European markets climb on commodity strength
Joshua Raymond, Market Strategist at City Index commented: "The rally in the US markets towards the close last night and strength in Asia this morning has settled a lot of the nerves in the market that was created by yesterdays disappointing macro data and warnings of a downgrade from rating agencies over Greece's sovereign debt.
Looking at the rally today, it might be easy to think that yesterdays falls were overdone but I am of the belief that it shows just how on edge investors remain and how quickly sentiment can turn.
Yesterday's jobless data and the surprise fall in UK house prices for February emphasises that there remains much work to be done before investors can rest easy when analysing macro economic data.
What yesterday's spike higher in jobless claims and the market reaction shows just how much sensitivity there is towards the Us labour market by investors and this could play a role in how the market progress next week in the run up towards the Non Farm Payrolls next Friday.
Today's rally has been largely triggered by strength in the latter stages of the US markets last night and in Asia this morning which has had a calming influence on the markets.
However, trading ranges have remained fairly tight since the initial burst higher in the opening minutes of today's session, which suggests that many may have packed their bags early for the weekend.

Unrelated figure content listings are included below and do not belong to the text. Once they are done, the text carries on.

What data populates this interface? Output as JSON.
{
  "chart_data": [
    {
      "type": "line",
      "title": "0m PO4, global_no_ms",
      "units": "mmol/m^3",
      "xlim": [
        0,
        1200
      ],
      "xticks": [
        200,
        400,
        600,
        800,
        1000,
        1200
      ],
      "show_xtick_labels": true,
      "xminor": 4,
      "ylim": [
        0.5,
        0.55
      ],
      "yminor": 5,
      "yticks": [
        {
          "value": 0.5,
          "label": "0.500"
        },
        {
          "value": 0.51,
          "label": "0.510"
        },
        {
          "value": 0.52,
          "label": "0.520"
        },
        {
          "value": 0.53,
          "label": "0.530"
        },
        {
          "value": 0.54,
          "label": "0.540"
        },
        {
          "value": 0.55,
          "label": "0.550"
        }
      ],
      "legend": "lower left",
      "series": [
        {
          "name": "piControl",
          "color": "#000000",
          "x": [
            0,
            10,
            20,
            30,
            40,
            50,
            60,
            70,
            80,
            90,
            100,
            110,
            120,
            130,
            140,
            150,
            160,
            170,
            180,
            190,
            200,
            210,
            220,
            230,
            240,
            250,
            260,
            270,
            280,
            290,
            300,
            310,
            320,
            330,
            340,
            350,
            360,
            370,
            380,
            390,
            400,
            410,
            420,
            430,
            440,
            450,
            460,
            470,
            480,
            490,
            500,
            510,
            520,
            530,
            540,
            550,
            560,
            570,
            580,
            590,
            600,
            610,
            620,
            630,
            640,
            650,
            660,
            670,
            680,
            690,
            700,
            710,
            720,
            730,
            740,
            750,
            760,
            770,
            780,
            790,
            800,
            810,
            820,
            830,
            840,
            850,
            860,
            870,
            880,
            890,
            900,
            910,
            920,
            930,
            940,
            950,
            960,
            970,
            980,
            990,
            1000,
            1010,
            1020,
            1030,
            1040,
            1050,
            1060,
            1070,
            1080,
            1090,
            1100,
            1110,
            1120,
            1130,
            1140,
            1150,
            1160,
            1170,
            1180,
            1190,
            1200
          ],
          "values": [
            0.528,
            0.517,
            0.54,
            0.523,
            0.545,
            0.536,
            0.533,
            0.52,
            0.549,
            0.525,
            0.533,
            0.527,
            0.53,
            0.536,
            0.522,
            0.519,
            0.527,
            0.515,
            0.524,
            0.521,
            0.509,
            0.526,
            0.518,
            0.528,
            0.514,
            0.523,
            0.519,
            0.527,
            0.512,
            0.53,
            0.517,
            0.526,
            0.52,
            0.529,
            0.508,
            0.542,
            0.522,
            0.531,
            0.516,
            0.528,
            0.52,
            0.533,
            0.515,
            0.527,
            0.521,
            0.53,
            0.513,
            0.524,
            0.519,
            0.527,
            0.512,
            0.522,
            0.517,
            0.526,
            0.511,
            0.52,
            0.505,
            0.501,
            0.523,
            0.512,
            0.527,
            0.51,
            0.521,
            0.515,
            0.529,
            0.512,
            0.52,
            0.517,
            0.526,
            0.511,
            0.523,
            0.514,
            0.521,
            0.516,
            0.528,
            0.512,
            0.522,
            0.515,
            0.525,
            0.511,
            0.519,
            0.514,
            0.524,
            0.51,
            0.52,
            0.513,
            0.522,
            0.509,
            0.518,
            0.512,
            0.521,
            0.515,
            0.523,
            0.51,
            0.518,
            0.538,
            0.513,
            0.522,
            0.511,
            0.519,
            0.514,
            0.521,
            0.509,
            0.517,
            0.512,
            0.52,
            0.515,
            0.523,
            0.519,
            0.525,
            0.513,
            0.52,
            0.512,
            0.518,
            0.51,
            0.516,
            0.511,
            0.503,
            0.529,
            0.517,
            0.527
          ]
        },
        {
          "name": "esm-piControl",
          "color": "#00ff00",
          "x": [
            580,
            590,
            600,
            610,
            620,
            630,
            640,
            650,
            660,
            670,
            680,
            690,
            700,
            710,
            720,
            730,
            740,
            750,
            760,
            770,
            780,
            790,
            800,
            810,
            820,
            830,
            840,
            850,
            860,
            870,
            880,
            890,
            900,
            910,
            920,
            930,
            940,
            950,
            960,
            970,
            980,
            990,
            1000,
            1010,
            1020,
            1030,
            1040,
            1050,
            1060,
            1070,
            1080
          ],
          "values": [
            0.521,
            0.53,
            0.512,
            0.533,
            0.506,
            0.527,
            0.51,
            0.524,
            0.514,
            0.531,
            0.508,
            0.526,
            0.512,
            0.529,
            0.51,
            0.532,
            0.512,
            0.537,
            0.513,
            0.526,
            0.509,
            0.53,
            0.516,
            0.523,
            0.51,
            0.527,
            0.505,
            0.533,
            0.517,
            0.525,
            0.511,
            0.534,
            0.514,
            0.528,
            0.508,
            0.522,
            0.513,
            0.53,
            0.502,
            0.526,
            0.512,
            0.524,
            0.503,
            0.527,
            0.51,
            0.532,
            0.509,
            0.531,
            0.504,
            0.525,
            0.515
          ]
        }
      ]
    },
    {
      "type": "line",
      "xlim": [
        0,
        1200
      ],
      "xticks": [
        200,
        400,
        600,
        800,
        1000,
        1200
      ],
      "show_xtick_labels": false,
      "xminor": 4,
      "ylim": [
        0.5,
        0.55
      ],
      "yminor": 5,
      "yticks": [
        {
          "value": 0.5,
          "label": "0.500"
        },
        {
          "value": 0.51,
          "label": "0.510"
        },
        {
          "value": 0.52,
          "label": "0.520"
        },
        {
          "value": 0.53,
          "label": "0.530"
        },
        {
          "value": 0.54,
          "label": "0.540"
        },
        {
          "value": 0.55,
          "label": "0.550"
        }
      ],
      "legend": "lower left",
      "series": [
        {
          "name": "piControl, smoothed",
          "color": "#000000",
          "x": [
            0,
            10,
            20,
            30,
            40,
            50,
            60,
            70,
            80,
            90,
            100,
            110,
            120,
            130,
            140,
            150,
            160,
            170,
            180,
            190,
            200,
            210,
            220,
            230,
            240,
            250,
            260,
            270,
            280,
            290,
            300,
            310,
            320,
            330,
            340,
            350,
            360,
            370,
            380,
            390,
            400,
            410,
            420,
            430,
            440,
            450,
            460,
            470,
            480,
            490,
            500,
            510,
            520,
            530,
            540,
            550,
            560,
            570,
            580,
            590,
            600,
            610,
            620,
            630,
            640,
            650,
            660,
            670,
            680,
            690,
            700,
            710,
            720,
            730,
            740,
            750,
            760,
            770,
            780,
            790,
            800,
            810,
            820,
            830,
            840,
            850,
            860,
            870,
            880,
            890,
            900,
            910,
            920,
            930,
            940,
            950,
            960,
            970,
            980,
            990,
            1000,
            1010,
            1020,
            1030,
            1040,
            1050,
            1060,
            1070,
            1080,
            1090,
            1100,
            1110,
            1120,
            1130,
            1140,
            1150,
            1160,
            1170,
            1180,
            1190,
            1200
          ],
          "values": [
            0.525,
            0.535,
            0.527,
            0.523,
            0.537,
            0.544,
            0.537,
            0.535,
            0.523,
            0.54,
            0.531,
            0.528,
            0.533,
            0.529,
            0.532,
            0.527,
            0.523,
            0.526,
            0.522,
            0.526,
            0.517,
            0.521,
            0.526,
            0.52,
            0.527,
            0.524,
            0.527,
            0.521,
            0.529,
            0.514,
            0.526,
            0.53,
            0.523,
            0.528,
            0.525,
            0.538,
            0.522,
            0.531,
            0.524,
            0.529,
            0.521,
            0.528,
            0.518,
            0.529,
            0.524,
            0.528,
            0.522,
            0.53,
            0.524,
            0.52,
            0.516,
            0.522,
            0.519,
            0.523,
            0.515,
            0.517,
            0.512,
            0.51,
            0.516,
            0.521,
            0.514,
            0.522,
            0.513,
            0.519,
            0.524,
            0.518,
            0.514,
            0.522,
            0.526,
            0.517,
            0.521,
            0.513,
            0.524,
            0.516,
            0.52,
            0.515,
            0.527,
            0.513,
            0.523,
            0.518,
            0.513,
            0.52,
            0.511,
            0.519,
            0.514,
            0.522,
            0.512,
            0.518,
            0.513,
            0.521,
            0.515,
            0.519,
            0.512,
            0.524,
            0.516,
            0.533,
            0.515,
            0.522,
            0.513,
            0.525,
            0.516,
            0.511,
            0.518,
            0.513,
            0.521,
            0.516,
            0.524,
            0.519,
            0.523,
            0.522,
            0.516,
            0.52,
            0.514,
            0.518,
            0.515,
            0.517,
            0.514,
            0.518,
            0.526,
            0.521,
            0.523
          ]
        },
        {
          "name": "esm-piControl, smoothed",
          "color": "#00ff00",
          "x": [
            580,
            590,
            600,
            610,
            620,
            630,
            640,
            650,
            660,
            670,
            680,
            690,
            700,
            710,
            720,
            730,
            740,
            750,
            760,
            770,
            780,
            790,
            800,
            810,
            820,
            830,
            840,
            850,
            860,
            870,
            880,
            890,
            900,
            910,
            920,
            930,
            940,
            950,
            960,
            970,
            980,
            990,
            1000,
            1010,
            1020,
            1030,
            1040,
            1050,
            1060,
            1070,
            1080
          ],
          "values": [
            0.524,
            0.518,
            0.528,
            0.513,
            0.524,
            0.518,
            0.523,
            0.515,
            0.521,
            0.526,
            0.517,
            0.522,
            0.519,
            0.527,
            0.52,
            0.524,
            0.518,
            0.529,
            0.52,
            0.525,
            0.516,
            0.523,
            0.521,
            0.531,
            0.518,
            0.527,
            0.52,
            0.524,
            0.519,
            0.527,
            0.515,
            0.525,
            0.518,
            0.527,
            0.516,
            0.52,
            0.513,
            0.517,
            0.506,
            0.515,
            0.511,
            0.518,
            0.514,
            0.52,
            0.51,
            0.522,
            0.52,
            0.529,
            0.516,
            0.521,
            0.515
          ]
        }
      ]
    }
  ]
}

UK revised Q4 GDP came in stronger than first expected at 0.3% but this has largely been ignored by equity markets. The main movers we saw was sterling, which immediately weakened after the data also showed that the recession was deeper than first thought, with contraction of 3.3% for the year.
Lloyds disappoint
It has been a bit of a slow news day with little corporate activity. The main news has been Lloyd's numbers disappointing, causing shares to slip and underpin an otherwise stronger banking sector. There may also have been an element of exceeded expectations having seen both Barclays and RBS both outperform with their respective earnings and this could also be pressuring Lloyds share prices."